East Acton, Nisan 09
Taqueria
Küçük bir ambarın içinde vücudum titremeye başladı. Ayaklarım, mutfaktaki en küçük bıçakla dilimlere ayrıldı sanki. Duramıyorum. İki elimi buzdolabına dayadım. Alnımı kapısına vurup, ağlamak istedim. Ağlayamadım. Ağlamayı unutmuşum. Kolombiyalı runner Al Damar, grilin karşısından bağırmaya başladı. Where is the fucking food? Ambarın tavanından karanlığa doğru baktım. Her şeyi geride bırakarak, kıyafetlerimi çıkarıp, çırılçıplak sokaklara dökülmek istedim. Aniden bir gülümseme geldi. Kalan gülümsemeyle, Al Damara ‘you are fucking piece of shit deyip’ mutfağa geri döndüm.
Nisan 09
Hücre
Bıçağı bileyecek, bir damla su içecek vakit bulamıyorum. Sanki bir torbanın içine insancıkları doldurup hepsini restorantın içine bırakmışlar. Üç hafta geçti. Üç hafta da ilk kez iki dakikalık bir boşluk oldu.
“Eğer o bölümde bir dakikadan fazla boş olursan, anlaki bir yerlerde bir yanlışlık var Halil!” dedi. “Özür dilerim şef ama sizi anlamadım” dedim. “Anlamayacak bir şey yok! Çalış!” dedi Gary.
Dirseklerimden ve omuzlarımdan asılmışım. Sesler... Bağrışmalar duyuyorum. On saniyeliğine, buz dolabının içine giriyorum. Buz dolabı olduğum yerden kopartıp, olduğum yere geri kusuyor.
Bağrışmalar arasında küçük şehir faresi görüyorum. Ona bakıyorum. Onun da bana baktığını fark ediyorum. Olduğumuz yere çakılmış, hareket etmiyoruz.
Halil! Halill! Halilllll! diye bir bağrıltı duyuyorum. Öfkeli! Mutfakta bir rüyadayım galiba!

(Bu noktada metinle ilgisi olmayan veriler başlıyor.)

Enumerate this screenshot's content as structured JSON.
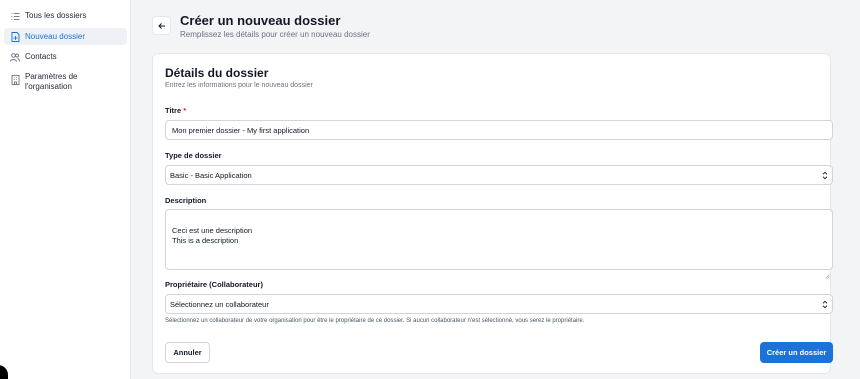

Onu orada öylece bırakıp, buz dolabının arkasındaki kırıntıları yemek için, gidiyorum.
Eylül 09
Korkuyorum
Hava eksi bilmem kaç derece. Buz kesilmiş etraf. Elektrik kontörlü, gas kontörlü su kontörlü, çamaşır makinesi kontörlü... Kontörlü çalışan bir makine olmama çok az kalmış. Eşiğindeyim her şeyin. Üşüyorum. Buz gibi suyun altında, tenim diken diken... Hissetmiyorum. Anlamıyor, algılayamıyorum. Yine, bir yerlere gidiyorum! Saçlarım omuzlarımdan aşağıya ustura... O usturayla, iki göğsümün arasından göbek deliğime kadar yarık açıp, içime başka bir insan koymak istiyorum. Kendimden başka herhangi biri… Başka biri...
Ocak-Ekim 09
Günahkâr
Çatıları beyazla sulamışlar. Ot yerine kara dumanlar yükselmiş. Bahçeler bomboş. Üç haftadır asılı duran çamaşırlara bakıyorum. Çamaşırlarım kemikleşmiş. Bırakmışım. Arada yıkanıyor arada yiyor arada tuvalete gidip yine bir ara uyuyorum. Arada kalmışım ara ara yaptığım işlerden. Meşeler gömleklerini, ceketlerini, eteklerini çıkarmış. Ayakkabı hiç giymemişler. Onlar hep yalınayak. İlerde, gerçekliğin bittiği yerde, siyah martılar; başımın üzerinde uçuyorlar. Benimkisi koca bir yalan; aldatmaca.
Aralık 09
Resim
İlk kez vücuduma jiletle; hayvan, bitki, baharat ve meyvelerin resmini çizmek istedim. Acılarım, mutluluklar arttıkça daha da keskinleşip, derinleşiyor.